Sound familiar? This is the story of the Spanish Inquisition, the burning of the temples and today’s global refugee crisis. As American Jewish feminists, we know that the fight for equality for all people will not be complete until we step out of our communities and extend our arms across the globe.
In the past century, many Jews have been lucky to find a safe home in a countries that accept our religion, unlike many who rejected us before. But all over the world, millions of people are being forced to flee their homes due to constant bombardment and terror from opposing and evil groups and governments. In the past decade, the number of forcibly displaced people has grown to 65.6 million, this number growing by 28,300 people every day. That’s like if the entire states of California and New York were taken over and all their residents were scattered around the globe, living in poverty, unsure of where they’ll sleep that next night.
The fearful rhetoric that has infected our country in the past few years paints a different picture than what our country and religion stands for.

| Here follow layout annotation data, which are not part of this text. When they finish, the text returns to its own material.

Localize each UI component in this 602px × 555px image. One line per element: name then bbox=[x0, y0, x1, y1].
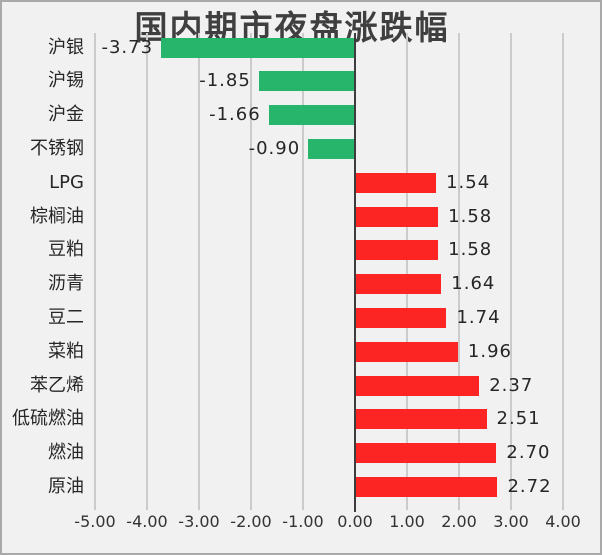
value-label: 2.37 bbox=[489, 374, 534, 396]
bar bbox=[161, 37, 355, 58]
bar bbox=[268, 105, 355, 126]
category-label: 豆粕 bbox=[48, 239, 84, 261]
gridline bbox=[198, 33, 200, 510]
category-label: 沪金 bbox=[48, 104, 84, 126]
bar bbox=[356, 172, 437, 193]
bar bbox=[356, 476, 498, 497]
bar bbox=[308, 138, 355, 159]
bar bbox=[356, 409, 487, 430]
x-tick-label: -2.00 bbox=[230, 512, 272, 531]
category-label: 豆二 bbox=[48, 306, 84, 328]
value-label: 1.96 bbox=[467, 340, 512, 362]
value-label: -1.66 bbox=[209, 104, 261, 126]
value-label: -1.85 bbox=[199, 70, 251, 92]
x-tick-label: 4.00 bbox=[545, 512, 581, 531]
value-label: 1.54 bbox=[446, 171, 491, 193]
category-label: 不锈钢 bbox=[30, 137, 84, 159]
gridline bbox=[250, 33, 252, 510]
x-tick-label: 1.00 bbox=[389, 512, 425, 531]
category-label: 原油 bbox=[48, 475, 84, 497]
bar bbox=[258, 71, 355, 92]
category-label: LPG bbox=[49, 171, 84, 193]
value-label: 1.64 bbox=[451, 273, 496, 295]
x-tick-label: 3.00 bbox=[493, 512, 529, 531]
value-label: -3.73 bbox=[101, 36, 154, 58]
gridline bbox=[562, 33, 564, 510]
gridline bbox=[94, 33, 96, 510]
category-label: 燃油 bbox=[48, 442, 84, 464]
category-label: 菜粕 bbox=[48, 340, 84, 362]
bar bbox=[356, 307, 447, 328]
x-tick-label: -1.00 bbox=[282, 512, 324, 531]
category-label: 沪银 bbox=[48, 36, 84, 58]
gridline bbox=[302, 33, 304, 510]
x-tick-label: -3.00 bbox=[178, 512, 220, 531]
x-tick-label: -4.00 bbox=[126, 512, 168, 531]
category-label: 棕榈油 bbox=[30, 205, 84, 227]
value-label: 2.72 bbox=[507, 475, 552, 497]
category-label: 沥青 bbox=[48, 273, 84, 295]
x-tick-label: 2.00 bbox=[441, 512, 477, 531]
value-label: 1.74 bbox=[456, 306, 501, 328]
gridline bbox=[146, 33, 148, 510]
bar bbox=[356, 240, 439, 261]
value-label: -0.90 bbox=[248, 137, 301, 159]
x-tick-label: 0.00 bbox=[337, 512, 373, 531]
gridline bbox=[510, 33, 512, 510]
bar bbox=[356, 274, 442, 295]
gridline bbox=[458, 33, 460, 510]
value-label: 2.51 bbox=[496, 408, 541, 430]
x-tick-label: -5.00 bbox=[74, 512, 116, 531]
value-label: 1.58 bbox=[448, 205, 493, 227]
category-label: 苯乙烯 bbox=[30, 374, 84, 396]
bar bbox=[356, 375, 480, 396]
category-label: 沪锡 bbox=[48, 70, 84, 92]
value-label: 1.58 bbox=[448, 239, 493, 261]
bar bbox=[356, 206, 439, 227]
bar bbox=[356, 443, 497, 464]
value-label: 2.70 bbox=[506, 442, 551, 464]
gridline bbox=[406, 33, 408, 510]
category-label: 低硫燃油 bbox=[12, 408, 84, 430]
bar bbox=[356, 341, 458, 362]
zero-axis-line bbox=[354, 33, 356, 512]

The repulsion to difference we see today seems familiar because it is; it is the same speech that our relatives were met with when they came to this country, or when they were in Germany.
Protecting the stranger is ingrained in our Jewish values, not only because we were once strangers, but because love your neighbor is the most repeated commandment in the Torah, spreading itself throughout our text 36 times. We are told that we must care for the stranger, because we too were strangers in the land of Egypt.

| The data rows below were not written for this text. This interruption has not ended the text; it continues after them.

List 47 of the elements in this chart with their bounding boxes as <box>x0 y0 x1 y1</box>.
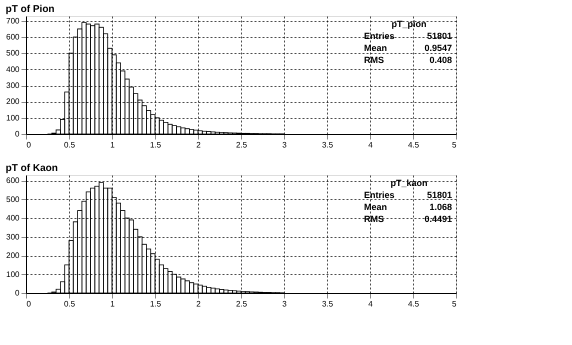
y-tick-label: 300 <box>6 81 20 90</box>
x-tick-label: 0 <box>26 300 32 308</box>
x-tick-label: 3 <box>282 140 288 150</box>
x-tick-label: 0 <box>26 140 32 150</box>
x-tick-label: 2.5 <box>236 300 248 308</box>
x-tick-label: 5 <box>452 140 458 150</box>
text: RMS 0.4491 <box>364 214 452 224</box>
x-tick-label: 2 <box>196 300 202 308</box>
y-tick-label: 600 <box>6 176 20 186</box>
x-tick-label: 4 <box>368 140 374 150</box>
x-tick-label: 1.5 <box>150 140 162 150</box>
y-tick-label: 0 <box>15 130 20 138</box>
y-tick-label: 400 <box>6 64 20 74</box>
x-tick-label: 3.5 <box>322 300 334 308</box>
y-tick-label: 600 <box>6 32 20 42</box>
x-tick-label: 1 <box>110 300 116 308</box>
text: Entries 51801 <box>364 31 452 41</box>
y-tick-label: 200 <box>6 251 20 260</box>
text: Mean 1.068 <box>364 202 452 212</box>
x-tick-label: 1 <box>110 140 116 150</box>
y-tick-label: 0 <box>15 288 20 298</box>
x-tick-label: 2 <box>196 140 202 150</box>
y-tick-label: 700 <box>6 16 20 26</box>
x-tick-label: 0.5 <box>64 140 76 150</box>
text: Mean 0.9547 <box>364 43 452 53</box>
x-tick-label: 4 <box>368 300 374 308</box>
y-tick-label: 100 <box>6 270 20 279</box>
y-tick-label: 300 <box>6 232 20 242</box>
x-tick-label: 3 <box>282 300 288 308</box>
x-tick-label: 1.5 <box>150 300 162 308</box>
y-tick-label: 400 <box>6 214 20 223</box>
text: Entries 51801 <box>364 190 452 200</box>
chart-title: pT of Pion <box>6 4 55 15</box>
y-tick-label: 100 <box>6 113 20 122</box>
y-tick-label: 200 <box>6 97 20 106</box>
text: RMS 0.408 <box>364 55 452 65</box>
y-tick-label: 500 <box>6 48 20 58</box>
annotation: pT_pion <box>392 19 426 29</box>
annotation: pT_kaon <box>390 178 428 188</box>
chart-title: pT of Kaon <box>6 163 58 174</box>
x-tick-label: 4.5 <box>408 300 420 308</box>
x-tick-label: 0.5 <box>64 300 76 308</box>
y-tick-label: 500 <box>6 194 20 204</box>
x-tick-label: 5 <box>452 300 458 308</box>
x-tick-label: 2.5 <box>236 140 248 150</box>
x-tick-label: 3.5 <box>322 140 334 150</box>
x-tick-label: 4.5 <box>408 140 420 150</box>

As refugees live through their own Exodus, there is no better time to practice our values. Across the world’s refugee populations — from Syria, to the Rohingya, to Rwanda, women are abused, their children are tortured, and they are at the mercy of a cruel and unforgiving government, just as we were so many years ago. The last thing the world needs right now are walls. This era of fear and islamophobia seems to be just getting started and we may have some long years before it’s over.
In May of 1939, a ship called the St. Louis left Germany with over 900 passengers, almost all of whom were European Jews fleeing the ever growing Nazi regime. The boat docked in Havana, but Cuba was only able to take a few of its passengers. The rest of the ship, eager not to return to Europe, pleaded with the United States government to issue them visas. With the senate having knocked down a bill to save over 200,000 Jewish refugee children just months earlier, it was no surprise that the government refused to let the passengers disembark. The ship set sail for Europe, and about a quarter of the returned passengers perished in the Shoah.

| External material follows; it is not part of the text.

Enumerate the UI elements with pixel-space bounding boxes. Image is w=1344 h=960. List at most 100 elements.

If we continue to say “Never Again,” we have to mean it. We, as American Jews, have too refuse to let any other group of people suffer the same fate we did. Right now, that’s refugees all over the world. In a time where the US government repeats its harmful actions of the past, we have to stand up so as not to see history repeat itself.
So how can we help? To start, we can donate to and fundraise for organizations that will help get people out of war torn countries and give children and adults the medical attention they need. We can learn more about the conflicts and educate communities. We can write letters to refugee camps in support. Within this country, we can call our elected officials, from federal representatives to local officials. Let’s pressure our city council members to make our neighborhoods a sanctuary, let’s remind our school boards to offer emotional support and English learning classes for recently resettled children.